Wednesday, April 20, 2011

Living Green and Dying Green, It Only Sounds Right!









April 20, 2011 Frostburg State University held an all-day event called Focus Frostburg. Where there were many different speakers holding presentations all around campus on ways to make the environment better or caring for the well being of others suffrage and how we as humans could make things better by adding changes. Dr. Jennifer Flinn one of the speakers on campus this day featured a presentation called Forever Green: Sustainable Burials, which focused on how humans can recycle while dead. Flinn opened up with the facts of how traditional burials cause 827,060 gallons of embalming fluids which are harmful, and 104,272 tons of steel made for caskets and vaults. Traditional funerals also range from 6,000 to 20,000 dollars. The funeral industry makes about 11 billion dollars annually. Natural burials is the more environmental way Flinn explained, there is an alternate method of burial, natural materials used for casket or shroud, natural grave markers, and a GPS to locate the reef. Flinn explained how natural burials eliminate the need for embalming fluids or other preservatives, and caskets are made from biodegradable materials such as recycled paper and alternative fibers. Having a natural burial provides good habitat for native plants and wildlife.

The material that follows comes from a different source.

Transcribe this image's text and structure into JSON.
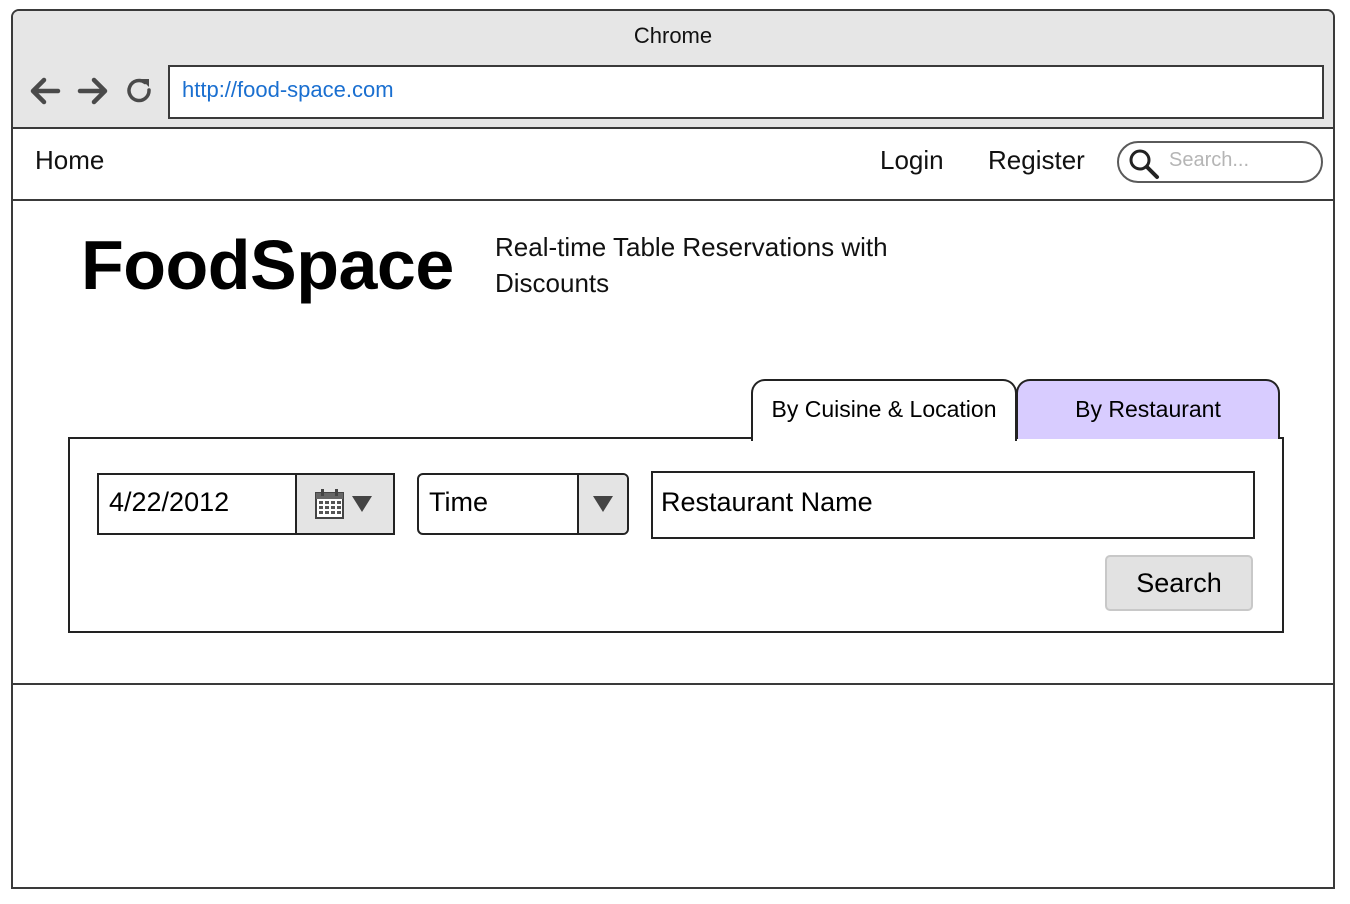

Flinn spoke on the history of natural burials; the movement began in the UK, Carlisle Cemetery in1993, “it started in the United Kingdom with smaller resources,” said Flinn. It is becoming more popular in the United States first starting in Ramsey Creek Preserve in South Carolina in 1998, “increasing in the U.S. and how there are about 40 states that have it in a certain area…. not a new idea just a new version.” The Green Burial Council was founded by Joe and Juliette Sehee in 2005. There are three different types of burial grounds: hybrid, which is a one leaf, a conventional cemetery which “uses natural material and offers a separate area for burial,” Flinn stated. Natural, is a two leaf and “cannot use toxic products,” said Flinn, and conservation which is a three leaf, Flinn stated that it “has land set aside, it has to be set aside for land conservation…provide dual purpose…provide natural space.”

Currently there are no natural sites in Maryland but there are at least three in the eastern shore locations. Flinn gave a website that offers natural burials. Flinn stated that they have a “plan to create a site in Pittsburgh but it’s still in proposed,” but that was a year ago. Other green options are eternal reefs which are mix cremated remains and artificial reefs used to create new marine habitats for fish and creatures. Flinn ended her presentation on an interesting note. Flinn explained how a current natural burial company in Sweden called Promessa processes the corpses. In Promessa they freeze the body in negative 18 Celsius degrees, submerging the body with liquid nitrogen, shocking it with mechanical vibrations, placing it in a vacuum chamber and then putting the remains into a cornstarch coffin.